Numericamente, é muito complicado eu falar, mas eu diria que está entre 30 e 40%. Houve uma grande saída de RPAs antes da minha entrada, excelentes profissionais. Então, quando a gente junta tudo isso, se depara com uma engrenagem falida. Sem mão de obra, sem insumos, e aí a gente entra na questão das licitações que não eram de minha competência, como diretor-médico.
Mas estão fazendo falta?
Sim, estão fazendo falta. Sentimos falta de insumos, falta de seringas, de medicamentos básicos, catéteres duplo jota… Em procedimentos eletivos, por exemplo. Às vezes você não tem uma tela, aí tenta conseguir noutro hospital, porque troca é possível fazer. Tudo muito complicado, os emergenciais deram muitos problemas, mas essa é uma coisa bastante complexa.
Podemos então dizer que no Raul Sertã existe uma grande carência de pessoal, que há discrepâncias salariais…
Discrepâncias salariais que vão dos médicos aos maqueiros.
E o fluxo de insumos também não está funcionando perfeitamente, ou seja, as necessidades do hospital não estão sendo antecipadas corretamente, para que os insumos cheguem antes que comecem a faltar. É isso?
É, a gente está pulando do primário para o terciário. Está dando um CTI, mas não temos médicos, não temos técnicos. A CTI vai abrir lá na frente, fim de governo, mas não estão resolvendo a estrutura. Então, na minha opinião, a estratégia está totalmente errada. Não adianta fazer um CTI se não melhora a atenção básica, se não aumenta o quantitativo de pessoal. Estamos apenas pulando todo o processo, e queimando as etapas.
Em outros termos, a decisão sobre onde deveria ser feito o investimento não foi tomada a partir de uma consulta aos profissionais da área...

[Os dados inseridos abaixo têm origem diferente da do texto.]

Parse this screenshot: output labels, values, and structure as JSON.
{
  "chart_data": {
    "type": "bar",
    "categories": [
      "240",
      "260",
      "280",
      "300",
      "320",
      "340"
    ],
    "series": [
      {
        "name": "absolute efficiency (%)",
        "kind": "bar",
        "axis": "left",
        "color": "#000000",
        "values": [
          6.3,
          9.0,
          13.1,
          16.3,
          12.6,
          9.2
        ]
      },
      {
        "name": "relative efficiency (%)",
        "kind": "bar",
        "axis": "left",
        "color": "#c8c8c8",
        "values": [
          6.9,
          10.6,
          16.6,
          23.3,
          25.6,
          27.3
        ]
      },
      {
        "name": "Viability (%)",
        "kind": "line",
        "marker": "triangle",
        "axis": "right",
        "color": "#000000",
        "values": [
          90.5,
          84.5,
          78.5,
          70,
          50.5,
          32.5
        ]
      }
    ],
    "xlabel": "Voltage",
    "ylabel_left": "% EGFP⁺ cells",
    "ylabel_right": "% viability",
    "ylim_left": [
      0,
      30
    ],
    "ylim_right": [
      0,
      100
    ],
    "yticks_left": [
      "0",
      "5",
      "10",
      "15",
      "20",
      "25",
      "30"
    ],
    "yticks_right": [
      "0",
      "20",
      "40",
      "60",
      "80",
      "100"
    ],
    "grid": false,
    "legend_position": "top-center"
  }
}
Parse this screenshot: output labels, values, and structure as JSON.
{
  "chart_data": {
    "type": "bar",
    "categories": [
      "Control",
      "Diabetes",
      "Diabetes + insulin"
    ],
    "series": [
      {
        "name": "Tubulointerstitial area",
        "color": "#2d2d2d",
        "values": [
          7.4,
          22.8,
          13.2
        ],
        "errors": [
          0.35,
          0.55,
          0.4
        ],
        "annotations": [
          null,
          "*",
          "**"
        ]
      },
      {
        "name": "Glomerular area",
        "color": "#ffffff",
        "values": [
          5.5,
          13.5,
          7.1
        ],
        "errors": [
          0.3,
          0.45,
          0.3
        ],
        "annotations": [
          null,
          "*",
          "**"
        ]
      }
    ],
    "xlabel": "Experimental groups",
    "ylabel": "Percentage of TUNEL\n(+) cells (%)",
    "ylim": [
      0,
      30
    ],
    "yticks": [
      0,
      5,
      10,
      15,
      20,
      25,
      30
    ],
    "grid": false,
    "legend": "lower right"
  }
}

Sim. Posso dar outro exemplo de frente que poderia ter sido trabalhada antes do novo CTI, que é o cuidado paliativo. Este é o futuro da medicina. Alguns pacientes dão entrada no CTI com um quadro agudo, insuficiência respiratória, doenças crônicas, um quadro de sepse. Então, esses pacientes vão ser entubados, vão ter a pressão controlada por drogas, sofrer uma traqueostomia. Alguns vão evoluir, vão sair do respirador, vão para o quarto. Mas existem situações nas quais o quadro é irreversível...
Uma situação de morte iminente...
Sim, morte iminente, mas não se pode retirar esse paciente. Então, às vezes, em dez leitos de CTI – seis no CTI 1, que é o principal, e quatro no CTI 2, onde só não tem um quinto leito em razão de um problema elétrico – e seis leitos de coronária, nós temos oito pacientes paliativos. Se tivéssemos uma área específica para este tipo de tratamento, seriam oito leitos disponíveis a mais. Porque em um único mandado judicial em que o paciente vai para um hospital particular, o município acaba sendo onerado em uma diária que pode custar R$ 20 ou R$ 25 mil, a depender do grau de complexidade do paciente. Então, existem muitas coisas menores que poderiam e deveriam ser vistas com atenção antes de fazer certas obras.
O senhor destacou que o hospital tem quase cem anos. O senhor sente que a estrutura do Raul Sertã está defasada? Investimentos como este que o senhor citou poderiam de alguma forma ajudar a modernizar o hospital?
Sim, defasada. O hospital foi virando um puxadinho, não é? Foram sendo feitas uma obrinha aqui, uma obrinha ali, mas não resolveram todas as partes. Caixas d’água, eletricidade, fiação, lavanderia... Além da parte funcional, existe toda uma base estrutural que precisa ser atualizada. Claro que o novo CTI vai ser importante, mas pela quantidade de habitantes, somando os municípios vizinhos, se fizermos mais 20 leitos de CTI já dá para dizer que esses leitos vão lotar. E não vai resolver o problema, porque não adianta ter 20 leitos de CTI se você não tiver seringa. Se não tratarmos da atenção básica, vai chegar uma hora em que vamos precisar ter 50 ou 70 leitos.
A se manter este cenário, qual o futuro para a Saúde em Friburgo?
Olha, no meu entendimento, se a gente não mudar o quadro atual, se não houver uma mudança de pensamento, a Saúde de Nova Friburgo vai falir. Vamos chegar ao caos, à falência da gestão. É uma situação que demanda união, é um coletivo. É preciso saber o que está acontecendo em São Geraldo, em todos os postos de saúde, e não focar só em obras. As obras são boas, mas, sozinhas, não vão resolver.